8 bodies found at Cancun resort

The authorities in Cancun, Mexico are working to identify eight bodies that were found dumped in the Caribbean resort. Oscar Montes de Oca, the head prosecutor for Quintana Roo, has promised to do additional searches and identifications in response to the families of missing people.

Over the weekend, the police searched wooded areas and cenotes (sinkhole ponds) to locate the corpses.

With over 112,000 people missing in Mexico, the search for clandestine gravesites is becoming commonplace. Unusual, however, is the fact that the searches are now occurring in Cancun, a popular tourist destination.

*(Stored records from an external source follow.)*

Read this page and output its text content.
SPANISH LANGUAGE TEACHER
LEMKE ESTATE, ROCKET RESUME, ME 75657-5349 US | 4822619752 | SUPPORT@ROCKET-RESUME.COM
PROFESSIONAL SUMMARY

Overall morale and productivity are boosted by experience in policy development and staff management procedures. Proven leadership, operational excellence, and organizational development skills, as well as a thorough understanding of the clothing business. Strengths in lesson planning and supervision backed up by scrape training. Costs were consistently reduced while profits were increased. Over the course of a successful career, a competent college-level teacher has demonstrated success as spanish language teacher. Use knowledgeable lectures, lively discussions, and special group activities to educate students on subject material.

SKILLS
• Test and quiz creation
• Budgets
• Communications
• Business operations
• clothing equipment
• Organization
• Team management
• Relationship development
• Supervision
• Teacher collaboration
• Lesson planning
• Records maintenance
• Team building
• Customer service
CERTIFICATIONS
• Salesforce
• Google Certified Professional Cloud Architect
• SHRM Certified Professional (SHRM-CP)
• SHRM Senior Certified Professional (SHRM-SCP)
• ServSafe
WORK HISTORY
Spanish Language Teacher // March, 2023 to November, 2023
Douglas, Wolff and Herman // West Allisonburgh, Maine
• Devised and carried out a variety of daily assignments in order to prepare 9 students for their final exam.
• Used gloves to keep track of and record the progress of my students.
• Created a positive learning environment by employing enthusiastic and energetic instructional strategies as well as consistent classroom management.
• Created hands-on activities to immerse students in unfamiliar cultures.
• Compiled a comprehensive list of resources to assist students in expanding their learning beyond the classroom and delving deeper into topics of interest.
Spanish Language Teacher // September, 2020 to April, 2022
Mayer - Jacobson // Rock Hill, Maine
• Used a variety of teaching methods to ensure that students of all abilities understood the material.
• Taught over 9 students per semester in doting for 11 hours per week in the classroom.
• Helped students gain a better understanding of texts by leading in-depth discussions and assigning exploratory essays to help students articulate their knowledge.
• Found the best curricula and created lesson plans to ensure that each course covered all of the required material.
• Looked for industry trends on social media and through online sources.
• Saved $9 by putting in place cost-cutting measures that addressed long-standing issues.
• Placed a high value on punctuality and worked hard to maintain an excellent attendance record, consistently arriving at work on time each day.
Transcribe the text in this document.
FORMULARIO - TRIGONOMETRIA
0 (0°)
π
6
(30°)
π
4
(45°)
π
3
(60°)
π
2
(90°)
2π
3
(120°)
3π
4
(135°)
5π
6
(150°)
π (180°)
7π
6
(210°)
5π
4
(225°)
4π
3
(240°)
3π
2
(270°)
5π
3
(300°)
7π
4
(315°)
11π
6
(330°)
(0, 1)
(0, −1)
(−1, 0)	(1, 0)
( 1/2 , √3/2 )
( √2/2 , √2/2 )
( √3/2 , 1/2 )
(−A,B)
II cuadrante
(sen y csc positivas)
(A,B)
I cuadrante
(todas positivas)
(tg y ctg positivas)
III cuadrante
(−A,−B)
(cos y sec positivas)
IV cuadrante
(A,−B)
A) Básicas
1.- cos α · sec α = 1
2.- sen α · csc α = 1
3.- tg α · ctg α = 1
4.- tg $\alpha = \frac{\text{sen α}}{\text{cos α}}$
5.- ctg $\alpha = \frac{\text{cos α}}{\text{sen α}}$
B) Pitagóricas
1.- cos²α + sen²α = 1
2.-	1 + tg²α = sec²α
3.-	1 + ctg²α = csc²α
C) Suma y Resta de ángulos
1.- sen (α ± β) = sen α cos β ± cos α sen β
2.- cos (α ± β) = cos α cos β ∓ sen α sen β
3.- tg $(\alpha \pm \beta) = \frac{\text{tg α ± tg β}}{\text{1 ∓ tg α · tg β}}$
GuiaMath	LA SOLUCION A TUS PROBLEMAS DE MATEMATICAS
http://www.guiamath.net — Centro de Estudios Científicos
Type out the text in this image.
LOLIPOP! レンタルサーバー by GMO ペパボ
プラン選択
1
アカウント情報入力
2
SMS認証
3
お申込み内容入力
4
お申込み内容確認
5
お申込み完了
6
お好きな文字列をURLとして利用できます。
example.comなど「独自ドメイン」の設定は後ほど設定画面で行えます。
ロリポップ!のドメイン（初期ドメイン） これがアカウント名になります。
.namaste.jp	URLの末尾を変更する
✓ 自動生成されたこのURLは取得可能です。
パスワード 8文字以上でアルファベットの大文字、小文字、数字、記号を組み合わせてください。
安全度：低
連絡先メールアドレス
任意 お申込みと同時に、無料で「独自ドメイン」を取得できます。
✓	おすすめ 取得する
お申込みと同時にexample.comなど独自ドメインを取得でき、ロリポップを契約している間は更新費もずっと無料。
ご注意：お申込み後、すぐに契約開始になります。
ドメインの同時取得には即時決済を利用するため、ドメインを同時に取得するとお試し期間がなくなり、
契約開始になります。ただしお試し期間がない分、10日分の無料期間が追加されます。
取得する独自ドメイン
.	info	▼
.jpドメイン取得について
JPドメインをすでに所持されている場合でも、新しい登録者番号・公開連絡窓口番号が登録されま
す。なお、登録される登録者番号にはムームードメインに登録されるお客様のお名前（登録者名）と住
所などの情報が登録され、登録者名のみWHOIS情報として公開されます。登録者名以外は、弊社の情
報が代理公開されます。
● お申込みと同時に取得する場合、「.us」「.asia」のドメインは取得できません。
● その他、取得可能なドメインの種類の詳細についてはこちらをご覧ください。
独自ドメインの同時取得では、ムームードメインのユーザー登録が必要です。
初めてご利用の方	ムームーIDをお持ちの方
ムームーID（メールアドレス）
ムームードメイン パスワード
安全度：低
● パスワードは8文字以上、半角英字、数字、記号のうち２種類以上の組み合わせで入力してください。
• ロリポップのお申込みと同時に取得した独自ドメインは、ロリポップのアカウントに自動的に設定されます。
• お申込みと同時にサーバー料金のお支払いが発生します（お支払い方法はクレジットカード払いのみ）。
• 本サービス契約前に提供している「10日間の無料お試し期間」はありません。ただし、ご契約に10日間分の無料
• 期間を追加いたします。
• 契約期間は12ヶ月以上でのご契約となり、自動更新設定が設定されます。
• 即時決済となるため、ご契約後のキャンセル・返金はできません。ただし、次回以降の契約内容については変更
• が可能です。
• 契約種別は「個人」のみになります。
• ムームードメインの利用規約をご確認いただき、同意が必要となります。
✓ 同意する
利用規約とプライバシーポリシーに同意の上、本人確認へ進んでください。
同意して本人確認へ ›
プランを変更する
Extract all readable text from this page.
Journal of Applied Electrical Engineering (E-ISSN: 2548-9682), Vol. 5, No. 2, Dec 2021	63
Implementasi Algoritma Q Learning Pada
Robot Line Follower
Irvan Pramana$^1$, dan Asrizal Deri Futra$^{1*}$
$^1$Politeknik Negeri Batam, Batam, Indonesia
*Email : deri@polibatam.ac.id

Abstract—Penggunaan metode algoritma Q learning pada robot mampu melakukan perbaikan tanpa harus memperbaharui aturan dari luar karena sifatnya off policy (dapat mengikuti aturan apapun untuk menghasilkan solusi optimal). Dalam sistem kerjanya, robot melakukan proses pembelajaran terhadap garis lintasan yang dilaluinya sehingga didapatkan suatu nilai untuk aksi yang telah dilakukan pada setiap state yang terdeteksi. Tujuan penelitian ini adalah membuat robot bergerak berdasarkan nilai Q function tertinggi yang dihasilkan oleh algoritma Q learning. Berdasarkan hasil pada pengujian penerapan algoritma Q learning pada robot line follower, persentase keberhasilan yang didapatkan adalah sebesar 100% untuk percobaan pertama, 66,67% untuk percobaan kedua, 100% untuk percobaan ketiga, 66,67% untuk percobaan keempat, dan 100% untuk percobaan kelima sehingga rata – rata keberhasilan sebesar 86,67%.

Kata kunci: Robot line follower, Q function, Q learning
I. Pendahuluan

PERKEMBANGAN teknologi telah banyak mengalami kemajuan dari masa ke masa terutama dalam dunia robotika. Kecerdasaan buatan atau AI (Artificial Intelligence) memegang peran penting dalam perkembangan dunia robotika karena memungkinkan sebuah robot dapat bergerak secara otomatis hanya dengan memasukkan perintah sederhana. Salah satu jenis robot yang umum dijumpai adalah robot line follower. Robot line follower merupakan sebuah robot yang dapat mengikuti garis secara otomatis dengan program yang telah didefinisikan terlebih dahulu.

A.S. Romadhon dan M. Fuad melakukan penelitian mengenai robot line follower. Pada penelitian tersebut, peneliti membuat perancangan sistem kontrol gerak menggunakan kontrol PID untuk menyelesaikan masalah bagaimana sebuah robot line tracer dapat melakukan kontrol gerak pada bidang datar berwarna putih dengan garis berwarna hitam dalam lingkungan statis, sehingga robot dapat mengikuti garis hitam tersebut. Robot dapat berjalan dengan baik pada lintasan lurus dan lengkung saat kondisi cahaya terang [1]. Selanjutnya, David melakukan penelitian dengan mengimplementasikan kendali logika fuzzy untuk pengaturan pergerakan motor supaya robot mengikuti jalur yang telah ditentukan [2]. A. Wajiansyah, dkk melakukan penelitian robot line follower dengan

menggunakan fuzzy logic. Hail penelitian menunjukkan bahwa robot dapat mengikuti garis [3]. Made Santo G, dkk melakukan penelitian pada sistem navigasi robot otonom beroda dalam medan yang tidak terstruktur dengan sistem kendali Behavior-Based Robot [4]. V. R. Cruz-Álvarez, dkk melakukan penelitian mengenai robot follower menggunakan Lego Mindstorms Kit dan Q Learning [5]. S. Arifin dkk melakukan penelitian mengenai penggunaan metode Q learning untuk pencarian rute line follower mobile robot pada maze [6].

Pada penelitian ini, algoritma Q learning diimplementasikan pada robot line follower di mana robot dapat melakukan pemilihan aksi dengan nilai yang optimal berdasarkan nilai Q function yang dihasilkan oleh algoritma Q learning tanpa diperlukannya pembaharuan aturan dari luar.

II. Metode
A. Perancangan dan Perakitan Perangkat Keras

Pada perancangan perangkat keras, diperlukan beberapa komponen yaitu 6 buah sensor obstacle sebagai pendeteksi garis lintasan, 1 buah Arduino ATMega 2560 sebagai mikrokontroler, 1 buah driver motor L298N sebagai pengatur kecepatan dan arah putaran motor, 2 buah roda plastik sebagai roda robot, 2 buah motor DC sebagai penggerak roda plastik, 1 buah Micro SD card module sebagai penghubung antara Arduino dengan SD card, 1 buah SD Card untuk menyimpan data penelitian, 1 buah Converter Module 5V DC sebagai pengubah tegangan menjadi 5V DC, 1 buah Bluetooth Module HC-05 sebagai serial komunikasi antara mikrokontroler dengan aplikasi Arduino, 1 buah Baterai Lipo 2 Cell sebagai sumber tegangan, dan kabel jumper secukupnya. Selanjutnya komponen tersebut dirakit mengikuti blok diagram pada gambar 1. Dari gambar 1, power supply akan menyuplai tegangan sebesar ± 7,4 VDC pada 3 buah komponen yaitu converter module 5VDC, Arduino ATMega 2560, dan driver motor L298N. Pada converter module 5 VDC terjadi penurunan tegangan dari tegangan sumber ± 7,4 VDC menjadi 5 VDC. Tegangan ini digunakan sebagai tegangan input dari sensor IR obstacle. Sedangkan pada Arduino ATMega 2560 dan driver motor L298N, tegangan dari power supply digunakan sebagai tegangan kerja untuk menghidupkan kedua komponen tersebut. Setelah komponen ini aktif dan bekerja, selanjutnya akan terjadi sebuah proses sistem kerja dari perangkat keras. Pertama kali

It is believed the bodies were dumped by drug cartels to get rid of victims, as many gangs are currently competing for control of the coast and its profitable drug trade.

Five of the bodies were found at an abandoned building site, having been dumped between one week and two months ago. Three have already been identified as people reported missing. At another site, three sets of skeletal remains have been located, but not identified. These bodies were found in a poorer neighborhood fifteen kilometers from the beach and hotel zone of Cancun, but much closer to the airport.

Searches were also conducted in Felipe Carrillo Puerto, south of Tulum. Volunteers and specially trained dogs were involved in the searches, alongside investigators.

Drug cartel rivalries have triggered violence in Cancun and the resorts along the coast. Recently, four men were slain in the hotel zone near the beach due to cartel conflicts. In March, a U.S. tourist was shot in the leg in Puerto Morelos.

The U.S. State Department issued a travel alert that warned people to take caution at resorts such as Cancun, Playa del Carmen and Tulum.

In 2022, two Canadians were killed in Playa del Carmen because of debts between international drug and weapons trafficking gangs.

Lastly, in 2021, two tourists, from California and Germany, were killed in Tulum when they were caught in the crossfire of a gunfight between drug dealers.